Von seiten der Hierarchie gibt es zwar keine offene Opposition, jedoch hat die Bischofskonferenz bereits im Oktober 2007 sehr restriktive Ausführungsbestimmungen veröffentlicht, die offensichtlich stark von denen der Deutschen Bischofskonferenz inspiriert sind. Auch wenn diese Regelungen die Zelebration der Messe nach dem Missale des sel. Johannes XXIII. nicht völlig unmöglich machen (seinerzeit wurde eine Messe in Lodz von heute auf morgen mit Verweis auf diese Bestimmungen unterdrückt), manifestiert sich in ihnen doch mehr ein Mißtrauen gegenüber einer unbekannten liturgischen Ausdrucksform als eine wirklich ideologisch motivierte Ablehnung.

Für viele der polnischen Bischöfe bezieht sich der päpstliche Text auf eine, wenn auch aktive, so doch sehr begrenzte Gruppe von Gläubigen und ist daher für das tägliche Leben der Pfarreien ohne jede Bedeutung. Dementsprechend bedarf es für die an der Zelebration der außerordentlichen Form der Liturgie interessierten Priester einer besonderen Entschlossenheit, um sich unter den gegebenen Umständen auch mit ihrem Wunsch durchzusetzen. Wenn sie genügend mutig und bestimmt sind, wird man sie in der Regel gewähren lassen. Einzig die Bischöfe von Lomza (Msgr. Stefanek) und Pelplin (Msgr. Szlaga) haben eine regelrechte Feindseligkeit gegenüber den Intentionen des Heiligen Vaters und den Bestimmungen seines Motu Proprio an den Tag gelegt.

Im allgemeinen sind die polnischen Bischöfe davon überzeugt, daß die Reform der Liturgie in ihrem Verantwortungsbereich korrekt durchgeführt worden ist. Diese Überzeugung basiert auf dem Eindruck, daß ernsthafte liturgische Mißbräuche eher selten zu beobachten sind. Daher versteht man das Motu Proprio als eine Maßnahme, die sich mehr an Länder richtet, wo liturgische Mißbräuche verbreitet sind, und betrachtet sich selbst als nicht davon betroffen.

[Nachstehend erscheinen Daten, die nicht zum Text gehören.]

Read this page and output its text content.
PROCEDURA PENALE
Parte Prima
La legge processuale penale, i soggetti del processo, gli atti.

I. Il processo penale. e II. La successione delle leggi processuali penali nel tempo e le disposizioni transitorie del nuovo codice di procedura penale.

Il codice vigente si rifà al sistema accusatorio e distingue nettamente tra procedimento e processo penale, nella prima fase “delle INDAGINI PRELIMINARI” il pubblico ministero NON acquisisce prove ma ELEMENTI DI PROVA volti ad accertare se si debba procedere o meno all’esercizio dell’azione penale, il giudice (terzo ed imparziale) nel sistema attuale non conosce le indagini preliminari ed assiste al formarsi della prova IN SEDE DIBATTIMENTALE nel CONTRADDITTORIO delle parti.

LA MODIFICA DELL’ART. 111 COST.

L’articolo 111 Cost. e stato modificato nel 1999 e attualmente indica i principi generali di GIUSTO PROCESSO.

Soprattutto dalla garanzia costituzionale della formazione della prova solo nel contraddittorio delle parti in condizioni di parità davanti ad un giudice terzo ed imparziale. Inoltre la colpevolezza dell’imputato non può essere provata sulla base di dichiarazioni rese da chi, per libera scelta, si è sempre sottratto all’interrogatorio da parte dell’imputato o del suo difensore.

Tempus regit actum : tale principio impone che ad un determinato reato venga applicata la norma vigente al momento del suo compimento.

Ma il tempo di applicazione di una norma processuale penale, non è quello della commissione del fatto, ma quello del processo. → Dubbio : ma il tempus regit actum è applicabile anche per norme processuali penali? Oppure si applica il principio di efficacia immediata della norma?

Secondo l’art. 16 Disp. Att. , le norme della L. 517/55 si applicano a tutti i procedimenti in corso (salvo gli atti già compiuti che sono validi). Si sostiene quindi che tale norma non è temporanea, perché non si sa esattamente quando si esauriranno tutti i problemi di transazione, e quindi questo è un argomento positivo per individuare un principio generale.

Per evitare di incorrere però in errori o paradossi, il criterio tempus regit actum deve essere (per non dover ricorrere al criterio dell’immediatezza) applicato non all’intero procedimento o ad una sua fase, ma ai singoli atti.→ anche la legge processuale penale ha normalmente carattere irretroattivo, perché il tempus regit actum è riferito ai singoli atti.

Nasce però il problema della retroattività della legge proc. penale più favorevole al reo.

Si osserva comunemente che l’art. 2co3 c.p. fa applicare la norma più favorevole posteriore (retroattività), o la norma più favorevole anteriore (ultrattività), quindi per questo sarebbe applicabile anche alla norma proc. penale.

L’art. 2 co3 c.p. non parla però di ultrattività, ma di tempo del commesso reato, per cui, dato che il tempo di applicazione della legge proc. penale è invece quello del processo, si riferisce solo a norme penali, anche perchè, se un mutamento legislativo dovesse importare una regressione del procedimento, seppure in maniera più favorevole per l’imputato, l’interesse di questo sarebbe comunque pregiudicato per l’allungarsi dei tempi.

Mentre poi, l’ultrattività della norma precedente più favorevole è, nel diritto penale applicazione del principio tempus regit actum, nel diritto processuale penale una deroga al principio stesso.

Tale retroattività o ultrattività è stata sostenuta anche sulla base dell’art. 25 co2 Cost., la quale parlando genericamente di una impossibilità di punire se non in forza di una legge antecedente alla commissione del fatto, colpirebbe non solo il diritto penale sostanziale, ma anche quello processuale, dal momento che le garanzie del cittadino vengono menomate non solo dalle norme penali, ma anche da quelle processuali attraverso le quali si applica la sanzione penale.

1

Dieses Desinteresse erklärt auch, warum, wenigstens im Augenblick, die Gemeinschaften unter der Autorität der Kommission „Ecclesia Dei“ keine breitere offizielle Anerkennung in Polen erfahren, auch wenn die Priesterbruderschaft St. Petrus in Krakau und das Institut vom Guten Hirten in Breslau präsent sind.

Das Desinteresse der Hierarchie gegenüber der außerordentlichen Form der Römischen Liturgie erklärt zu einem guten Teil die Bedeutung und Präsenz der Priesterbruderschaft St. Pius X. in Polen. Da bereits das Motu Proprio „Ecclesia Dei“ von 1988 praktisch nicht umgesetzt wurde (der Prophet gilt bekanntlich nichts in seiner Heimat, was hier selbst für Papst Johannes Paul II. gilt), haben die polnischen Bischöfe das Feld der FSSPX überlassen. Diese ist seit 1993 in Polen aktiv und versorgt mit heute sechs Priestern, darunter einem ehemaligen Jesuiten, zehn Zentren in Polen, wo Sonntagsmessen gefeiert werden.

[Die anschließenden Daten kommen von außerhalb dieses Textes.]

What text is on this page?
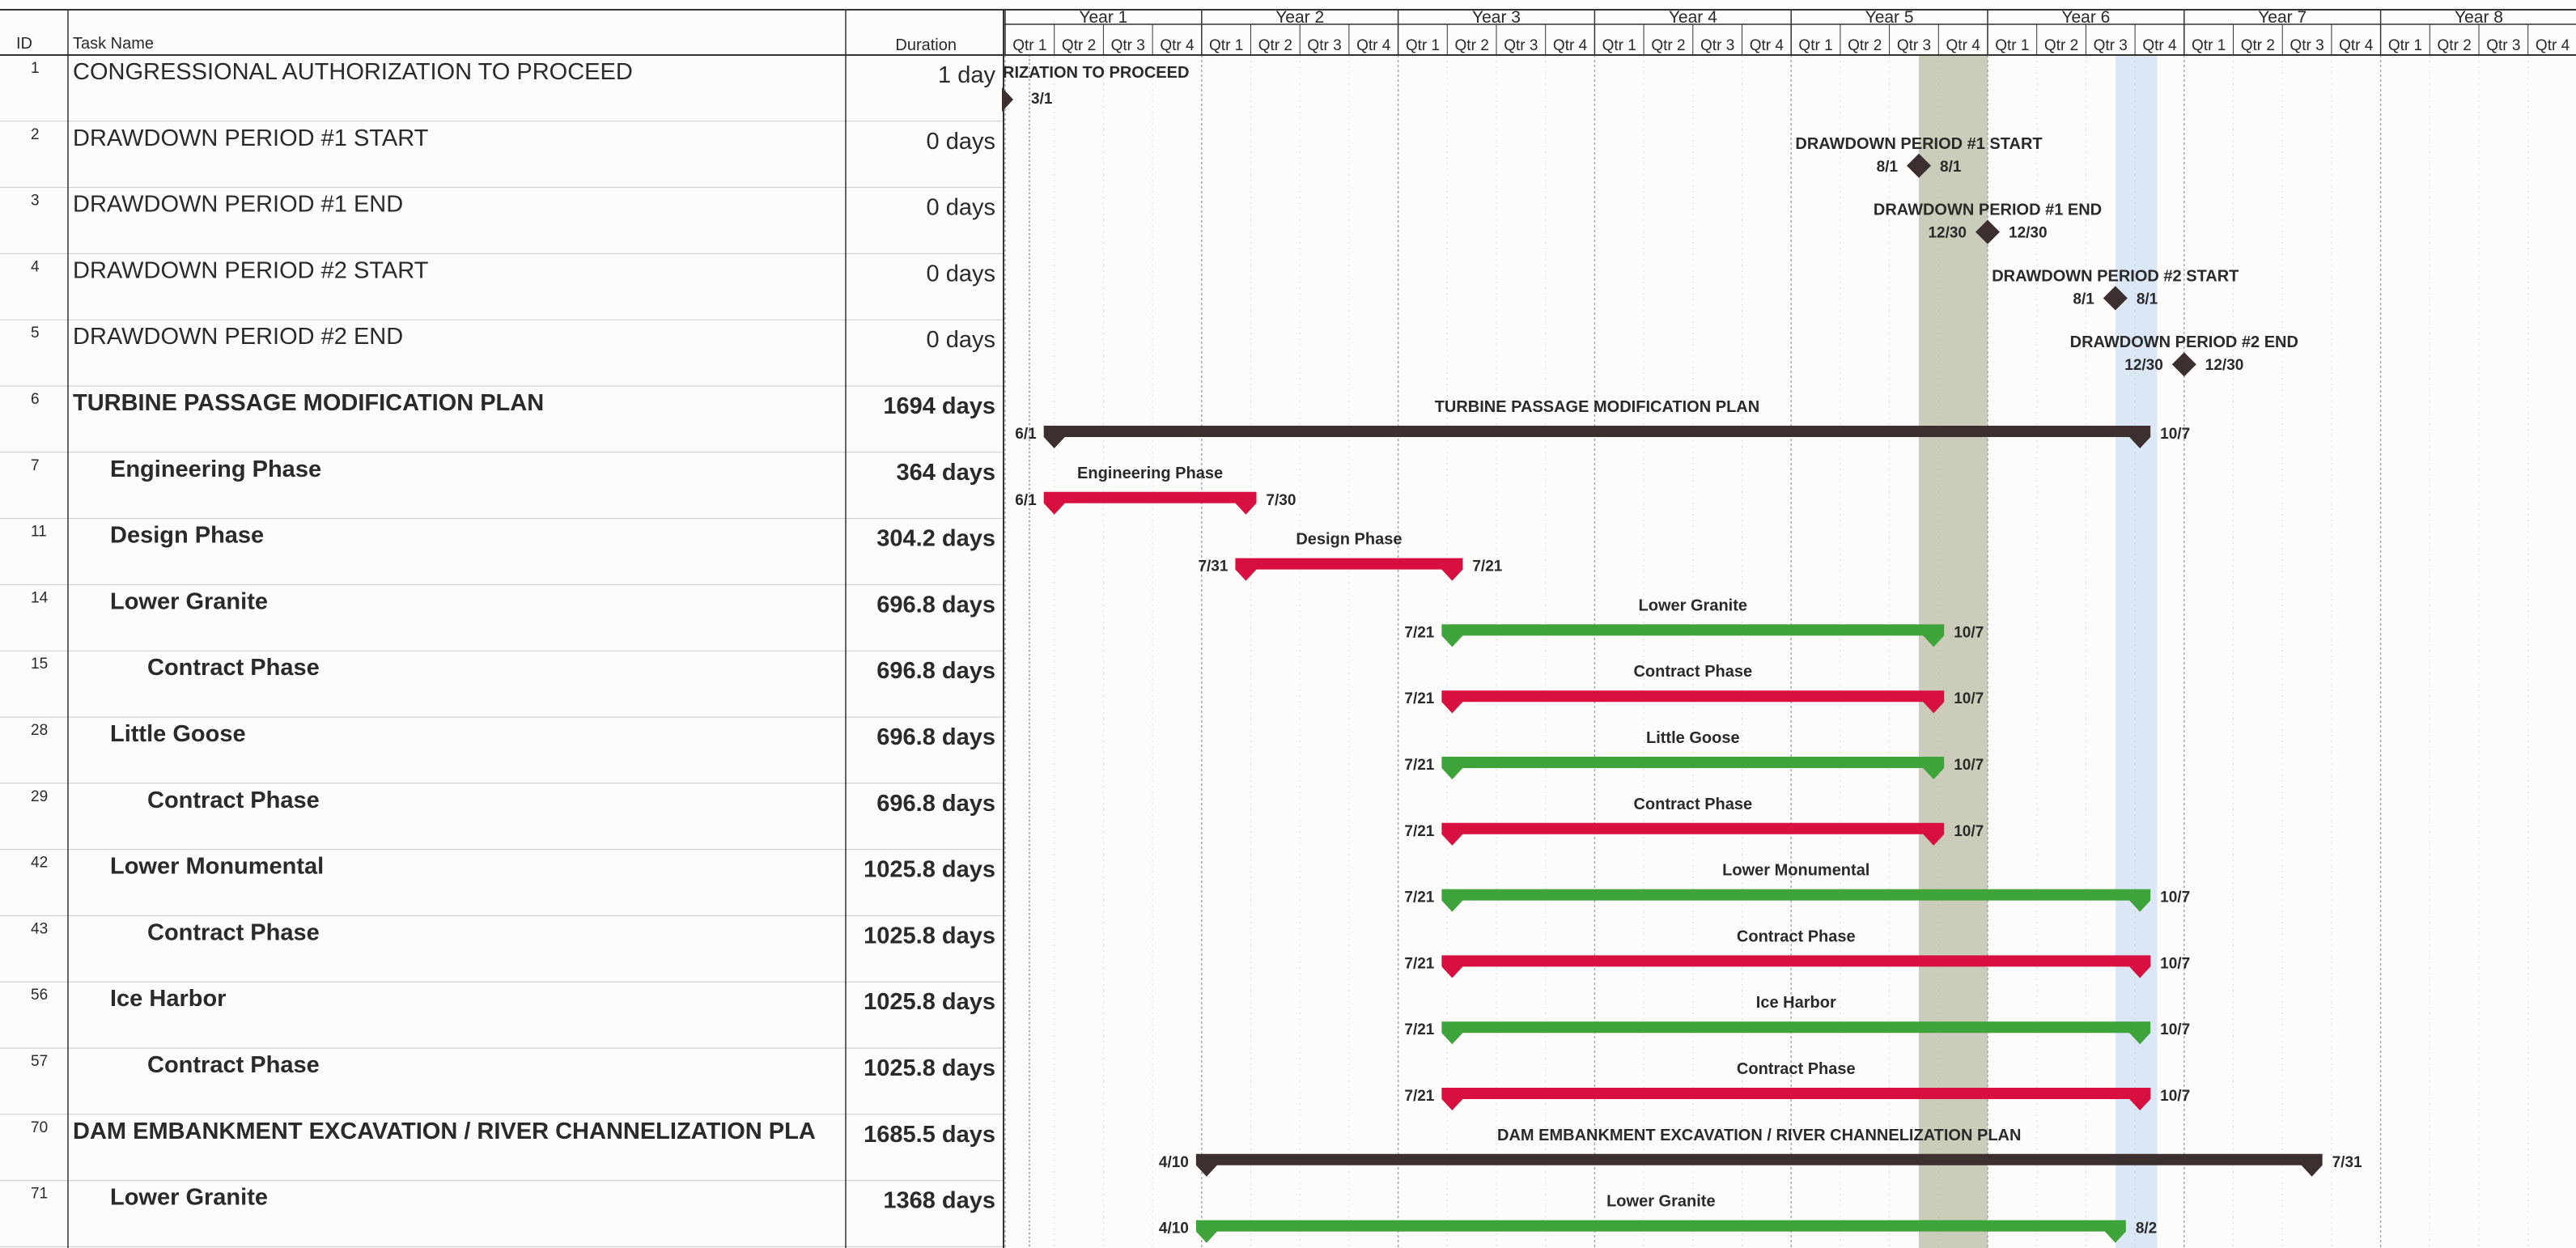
ID	Task Name	Duration
Year 1
Qtr 1 Qtr 2 Qtr 3 Qtr 4
Year 2
Qtr 1 Qtr 2 Qtr 3 Qtr 4
Year 3
Qtr 1 Qtr 2 Qtr 3 Qtr 4
Year 4
Qtr 1 Qtr 2 Qtr 3 Qtr 4
Year 5
Qtr 1 Qtr 2 Qtr 3 Qtr 4
Year 6
Qtr 1 Qtr 2 Qtr 3 Qtr 4
Year 7
Qtr 1 Qtr 2 Qtr 3 Qtr 4
Year 8
Qtr 1 Qtr 2 Qtr 3 Qtr 4
1 CONGRESSIONAL AUTHORIZATION TO PROCEED	1 day
2 DRAWDOWN PERIOD #1 START	0 days
3 DRAWDOWN PERIOD #1 END	0 days
4 DRAWDOWN PERIOD #2 START	0 days
5 DRAWDOWN PERIOD #2 END	0 days
6 TURBINE PASSAGE MODIFICATION PLAN	1694 days
7	Engineering Phase	364 days
11	Design Phase	304.2 days
14	Lower Granite	696.8 days
15	Contract Phase	696.8 days
28	Little Goose	696.8 days
29	Contract Phase	696.8 days
42	Lower Monumental	1025.8 days
43	Contract Phase	1025.8 days
56	Ice Harbor	1025.8 days
57	Contract Phase	1025.8 days
70 DAM EMBANKMENT EXCAVATION / RIVER CHANNELIZATION PLA 1685.5 days
71	Lower Granite	1368 days
RIZATION TO PROCEED
3/1
DRAWDOWN PERIOD #1 START
8/1	8/1
DRAWDOWN PERIOD #1 END
12/30	12/30
DRAWDOWN PERIOD #2 START
8/1	8/1
DRAWDOWN PERIOD #2 END
12/30	12/30
TURBINE PASSAGE MODIFICATION PLAN
6/1	10/7
Engineering Phase
6/1	7/30
Design Phase
7/31	7/21
Lower Granite
7/21	10/7
Contract Phase
7/21	10/7
Little Goose
7/21	10/7
Contract Phase
7/21	10/7
Lower Monumental
7/21	10/7
Contract Phase
7/21	10/7
Ice Harbor
7/21	10/7
Contract Phase
7/21	10/7
DAM EMBANKMENT EXCAVATION / RIVER CHANNELIZATION PLAN
4/10	7/31
Lower Granite
4/10	8/2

Ein Zeichen der langsamen Öffnung zur von Papst Benedikt XVI. gewünschten liturgischen Erneuerung könnte freilich sein, daß im vergangenen Jahr immerhin vier polnische Bischöfe die hl. Messe in der außerordentlichen Form des Römischen Ritus gefeiert haben: Msgr. Waclaw Depo, Bischof von Zamosc-Lubaczow, Msgr. Pieronek, Bischof von Krakau, Msgr. Grzegorz Balcerek, Weihbischof in Posen, und Msgr. Artur Mizinski, Weihbischof in Lublin.

II. Kommentar von Paix Liturgique

1) Polen, Land einer großen katholischen Tradition, hat während 45 Jahren den Winter des Kommunismus erleiden müssen. Die Wahl von Kardinal Wojtyla zum Nachfolger des hl. Petrus im Jahr 1978 hat einen Frühling eingeleitet, der 1989 zum Untergang des kommunistischen Regimes geführt hat. Die Bedeutung Johannes Pauls II. ist daher für Polen nicht nur eine spirituelle, sondern er erscheint als Heros und Heiliger. Für viele Polen ist die Person Johannes Pauls II. so überragend, daß er für sie praktisch immer noch Papst ist. Die von Papst Benedikt XVI. eingeleitete Reform der Reform hat daher im Land des hl. Stanislaus noch nicht dasselbe Echo wie anderswo gefunden. Das Motu Proprio Summorum Pontificum, das vom Klerus praktisch nicht rezipiert wurde ist den Gläubigen weithin völlig unbekannt.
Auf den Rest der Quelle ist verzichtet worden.